Olbermann takes on the Republican mantra that the practice of waterboarding is somehow a gray area under law, with people confused over whether or not it constitutes torture.

It is, of course, and never has been, a subject over which there has ever been any confusion. Waterboarding has always been considered torture.

The astonishing thing is that the Bush administration, in what was described as "a perfect storm of ignorance and enthusiasm", introduced waterboarding without even realising that the US had charged people who had resorted to such measures as war criminals.

Which is why Republicans and their supporters now feign confusion over whether or not the tactics of the Spanish Inquisition constitute torture.

The Bush regime were simply too ignorant of history to realise that the world had already long passed it's verdict on that practice.

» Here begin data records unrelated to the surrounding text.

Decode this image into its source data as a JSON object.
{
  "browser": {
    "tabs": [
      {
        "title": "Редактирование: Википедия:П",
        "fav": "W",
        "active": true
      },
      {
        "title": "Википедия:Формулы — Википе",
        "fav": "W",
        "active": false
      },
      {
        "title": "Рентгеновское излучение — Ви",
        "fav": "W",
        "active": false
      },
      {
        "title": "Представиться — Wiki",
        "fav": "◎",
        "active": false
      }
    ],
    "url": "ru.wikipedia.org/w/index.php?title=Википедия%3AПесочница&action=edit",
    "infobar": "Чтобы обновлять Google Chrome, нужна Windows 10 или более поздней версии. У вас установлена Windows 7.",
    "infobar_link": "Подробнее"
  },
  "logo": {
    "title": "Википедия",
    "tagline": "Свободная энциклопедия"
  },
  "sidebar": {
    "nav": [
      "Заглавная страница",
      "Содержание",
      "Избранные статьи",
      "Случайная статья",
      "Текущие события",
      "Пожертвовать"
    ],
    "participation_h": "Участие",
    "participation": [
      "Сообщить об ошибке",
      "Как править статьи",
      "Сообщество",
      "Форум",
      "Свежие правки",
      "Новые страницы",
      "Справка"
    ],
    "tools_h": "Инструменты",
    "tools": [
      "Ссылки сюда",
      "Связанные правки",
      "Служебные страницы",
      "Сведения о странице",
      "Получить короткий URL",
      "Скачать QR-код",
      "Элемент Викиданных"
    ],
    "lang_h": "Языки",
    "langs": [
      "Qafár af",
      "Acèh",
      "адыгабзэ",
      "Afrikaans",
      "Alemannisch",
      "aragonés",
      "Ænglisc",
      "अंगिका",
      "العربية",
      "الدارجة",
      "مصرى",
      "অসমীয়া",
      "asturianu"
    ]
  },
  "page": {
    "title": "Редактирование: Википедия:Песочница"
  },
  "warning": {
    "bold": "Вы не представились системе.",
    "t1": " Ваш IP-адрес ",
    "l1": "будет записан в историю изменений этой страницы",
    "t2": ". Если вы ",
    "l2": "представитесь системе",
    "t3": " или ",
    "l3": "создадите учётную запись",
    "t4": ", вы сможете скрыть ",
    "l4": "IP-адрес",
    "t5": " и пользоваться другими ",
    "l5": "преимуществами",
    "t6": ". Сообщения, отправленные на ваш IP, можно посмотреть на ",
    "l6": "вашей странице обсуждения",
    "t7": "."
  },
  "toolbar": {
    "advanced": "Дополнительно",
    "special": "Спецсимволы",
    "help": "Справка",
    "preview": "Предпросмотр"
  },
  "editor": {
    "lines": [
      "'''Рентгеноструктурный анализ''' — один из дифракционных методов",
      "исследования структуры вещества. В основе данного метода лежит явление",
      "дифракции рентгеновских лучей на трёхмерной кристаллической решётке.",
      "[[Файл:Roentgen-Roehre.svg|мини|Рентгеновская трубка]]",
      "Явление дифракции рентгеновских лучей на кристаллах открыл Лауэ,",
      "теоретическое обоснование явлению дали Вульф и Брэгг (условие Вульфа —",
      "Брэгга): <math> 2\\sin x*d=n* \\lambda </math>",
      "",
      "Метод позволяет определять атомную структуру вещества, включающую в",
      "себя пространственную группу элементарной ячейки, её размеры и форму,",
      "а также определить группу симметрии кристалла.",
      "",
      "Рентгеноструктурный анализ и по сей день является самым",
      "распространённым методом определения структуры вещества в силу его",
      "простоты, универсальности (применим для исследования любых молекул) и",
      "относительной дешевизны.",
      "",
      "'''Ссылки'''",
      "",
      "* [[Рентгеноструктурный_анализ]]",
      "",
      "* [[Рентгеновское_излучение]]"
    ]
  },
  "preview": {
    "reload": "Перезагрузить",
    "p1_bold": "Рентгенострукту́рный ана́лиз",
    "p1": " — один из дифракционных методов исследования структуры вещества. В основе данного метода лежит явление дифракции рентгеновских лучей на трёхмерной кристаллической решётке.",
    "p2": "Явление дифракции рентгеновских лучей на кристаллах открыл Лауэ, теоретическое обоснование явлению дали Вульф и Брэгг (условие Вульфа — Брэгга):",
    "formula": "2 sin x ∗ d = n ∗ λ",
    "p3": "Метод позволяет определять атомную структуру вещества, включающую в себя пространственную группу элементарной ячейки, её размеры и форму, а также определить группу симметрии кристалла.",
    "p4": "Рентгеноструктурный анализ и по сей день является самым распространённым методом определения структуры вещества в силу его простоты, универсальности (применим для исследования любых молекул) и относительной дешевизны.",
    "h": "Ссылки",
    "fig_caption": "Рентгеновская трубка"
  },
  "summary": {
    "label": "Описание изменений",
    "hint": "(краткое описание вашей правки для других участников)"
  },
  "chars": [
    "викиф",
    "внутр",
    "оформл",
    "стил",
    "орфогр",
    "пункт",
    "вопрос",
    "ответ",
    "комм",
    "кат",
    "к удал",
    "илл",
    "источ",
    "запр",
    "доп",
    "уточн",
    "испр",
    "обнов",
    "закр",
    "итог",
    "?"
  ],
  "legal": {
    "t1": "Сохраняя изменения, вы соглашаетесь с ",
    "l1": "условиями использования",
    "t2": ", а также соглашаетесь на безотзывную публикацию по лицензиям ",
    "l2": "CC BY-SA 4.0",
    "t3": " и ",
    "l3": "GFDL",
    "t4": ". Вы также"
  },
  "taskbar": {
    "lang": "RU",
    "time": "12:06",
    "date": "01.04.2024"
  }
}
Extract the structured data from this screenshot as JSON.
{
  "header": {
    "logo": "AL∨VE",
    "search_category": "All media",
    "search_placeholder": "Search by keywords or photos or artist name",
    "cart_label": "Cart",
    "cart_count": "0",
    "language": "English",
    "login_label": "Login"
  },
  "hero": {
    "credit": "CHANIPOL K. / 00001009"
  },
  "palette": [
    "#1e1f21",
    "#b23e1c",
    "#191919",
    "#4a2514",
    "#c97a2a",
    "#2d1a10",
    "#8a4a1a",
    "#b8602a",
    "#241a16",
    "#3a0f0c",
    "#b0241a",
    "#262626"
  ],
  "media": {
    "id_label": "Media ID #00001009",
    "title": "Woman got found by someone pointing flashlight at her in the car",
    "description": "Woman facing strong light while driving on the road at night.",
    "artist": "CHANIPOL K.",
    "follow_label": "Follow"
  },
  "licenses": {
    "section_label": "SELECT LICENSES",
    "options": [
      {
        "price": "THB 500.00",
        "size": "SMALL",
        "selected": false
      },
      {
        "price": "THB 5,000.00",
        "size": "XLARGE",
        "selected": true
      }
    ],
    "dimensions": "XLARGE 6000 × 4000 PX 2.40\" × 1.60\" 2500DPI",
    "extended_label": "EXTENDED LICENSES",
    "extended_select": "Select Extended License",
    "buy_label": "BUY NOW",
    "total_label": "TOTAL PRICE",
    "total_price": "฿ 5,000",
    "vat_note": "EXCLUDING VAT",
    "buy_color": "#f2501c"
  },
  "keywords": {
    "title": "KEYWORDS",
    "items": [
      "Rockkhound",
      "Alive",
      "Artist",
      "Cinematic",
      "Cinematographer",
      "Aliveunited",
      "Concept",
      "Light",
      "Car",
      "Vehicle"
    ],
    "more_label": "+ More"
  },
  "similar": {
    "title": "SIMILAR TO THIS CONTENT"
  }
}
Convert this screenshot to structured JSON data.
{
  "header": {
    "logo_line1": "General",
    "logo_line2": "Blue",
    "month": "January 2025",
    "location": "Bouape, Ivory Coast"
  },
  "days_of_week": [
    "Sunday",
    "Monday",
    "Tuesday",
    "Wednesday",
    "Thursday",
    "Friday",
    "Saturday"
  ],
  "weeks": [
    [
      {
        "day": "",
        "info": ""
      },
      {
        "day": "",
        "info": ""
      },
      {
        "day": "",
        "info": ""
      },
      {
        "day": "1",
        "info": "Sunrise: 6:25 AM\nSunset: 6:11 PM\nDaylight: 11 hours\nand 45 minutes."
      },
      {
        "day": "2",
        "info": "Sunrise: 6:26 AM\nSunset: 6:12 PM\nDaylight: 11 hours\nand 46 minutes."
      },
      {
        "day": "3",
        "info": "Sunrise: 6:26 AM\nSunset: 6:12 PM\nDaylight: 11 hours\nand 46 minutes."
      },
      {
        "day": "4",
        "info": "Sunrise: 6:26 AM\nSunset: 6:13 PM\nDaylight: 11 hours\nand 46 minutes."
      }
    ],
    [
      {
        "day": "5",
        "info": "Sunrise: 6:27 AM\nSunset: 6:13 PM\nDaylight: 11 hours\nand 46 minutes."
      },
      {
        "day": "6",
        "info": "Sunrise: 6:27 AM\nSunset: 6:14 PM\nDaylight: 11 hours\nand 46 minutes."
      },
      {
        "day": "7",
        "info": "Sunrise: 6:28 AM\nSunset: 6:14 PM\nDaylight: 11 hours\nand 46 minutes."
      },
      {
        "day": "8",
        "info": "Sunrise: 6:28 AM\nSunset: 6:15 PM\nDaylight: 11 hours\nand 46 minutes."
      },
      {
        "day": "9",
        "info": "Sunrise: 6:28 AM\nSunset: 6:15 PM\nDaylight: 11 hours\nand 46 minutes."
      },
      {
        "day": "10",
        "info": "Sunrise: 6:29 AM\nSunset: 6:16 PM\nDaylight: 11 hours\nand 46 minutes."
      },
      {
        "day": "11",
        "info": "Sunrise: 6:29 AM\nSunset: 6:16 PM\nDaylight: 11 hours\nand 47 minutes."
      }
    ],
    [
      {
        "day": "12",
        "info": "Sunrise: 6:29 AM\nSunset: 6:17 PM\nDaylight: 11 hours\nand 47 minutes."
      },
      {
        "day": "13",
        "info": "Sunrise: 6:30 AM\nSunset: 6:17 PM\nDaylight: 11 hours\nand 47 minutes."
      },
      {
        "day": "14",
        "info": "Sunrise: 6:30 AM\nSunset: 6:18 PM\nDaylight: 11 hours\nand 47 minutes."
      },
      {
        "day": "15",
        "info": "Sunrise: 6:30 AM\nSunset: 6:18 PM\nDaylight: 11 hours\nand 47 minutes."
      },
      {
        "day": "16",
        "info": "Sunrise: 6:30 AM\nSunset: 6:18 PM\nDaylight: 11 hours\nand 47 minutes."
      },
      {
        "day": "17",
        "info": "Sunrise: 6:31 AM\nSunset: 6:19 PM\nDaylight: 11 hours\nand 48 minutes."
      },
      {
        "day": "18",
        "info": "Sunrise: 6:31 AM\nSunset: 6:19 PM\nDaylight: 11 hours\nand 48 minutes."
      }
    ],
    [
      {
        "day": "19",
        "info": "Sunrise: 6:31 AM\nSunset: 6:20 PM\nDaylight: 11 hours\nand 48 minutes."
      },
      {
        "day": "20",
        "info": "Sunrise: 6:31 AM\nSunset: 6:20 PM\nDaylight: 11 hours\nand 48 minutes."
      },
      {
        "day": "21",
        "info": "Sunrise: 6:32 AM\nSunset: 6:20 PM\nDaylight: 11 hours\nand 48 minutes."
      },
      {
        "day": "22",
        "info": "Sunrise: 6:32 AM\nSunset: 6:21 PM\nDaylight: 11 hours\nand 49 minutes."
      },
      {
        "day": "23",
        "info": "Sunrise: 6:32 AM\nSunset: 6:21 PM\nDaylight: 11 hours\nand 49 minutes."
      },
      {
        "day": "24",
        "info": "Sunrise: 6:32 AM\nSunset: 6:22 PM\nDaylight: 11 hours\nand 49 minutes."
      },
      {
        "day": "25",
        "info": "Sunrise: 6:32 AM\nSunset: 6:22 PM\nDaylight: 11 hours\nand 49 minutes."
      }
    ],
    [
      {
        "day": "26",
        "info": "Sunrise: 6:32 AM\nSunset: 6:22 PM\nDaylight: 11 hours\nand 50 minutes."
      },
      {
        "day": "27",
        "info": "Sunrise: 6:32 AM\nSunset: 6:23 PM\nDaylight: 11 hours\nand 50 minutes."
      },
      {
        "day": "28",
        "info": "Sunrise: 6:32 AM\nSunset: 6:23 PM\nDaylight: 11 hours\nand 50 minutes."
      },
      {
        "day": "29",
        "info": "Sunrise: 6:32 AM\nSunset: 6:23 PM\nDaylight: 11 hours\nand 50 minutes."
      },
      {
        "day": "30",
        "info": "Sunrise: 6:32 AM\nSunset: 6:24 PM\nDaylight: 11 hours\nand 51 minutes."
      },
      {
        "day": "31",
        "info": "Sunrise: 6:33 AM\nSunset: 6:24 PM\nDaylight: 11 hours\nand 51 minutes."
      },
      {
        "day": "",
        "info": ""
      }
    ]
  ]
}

And Bush, of all bloody people, should have been aware of the illegality of this practice:

In 1983 Texas sheriff James Parker and three of his deputies were convicted for conspiring to force confessions. The complaint said they "subject prisoners to a suffocating water torture ordeal in order to coerce confessions. This generally included the placement of a towel over the nose and mouth of the prisoner and the pouring of water in the towel until the prisoner began to move, jerk, or otherwise indicate that he was suffocating and/or drowning". The sheriff was sentenced to ten years in prison, and the deputies to four years.
Bush was the governor of Texas after all, one would think he might have heard of this.

UPDATE:



Sean Hannity has said he would be waterboarded for charity, giving the money to the troops. Olbermann takes him up on this, offering Hannity $1,000 for every second that he can endure this torture. Olbermann thinks that this will be money well spent simply to hear Hannity finally admit that waterboarding is torture.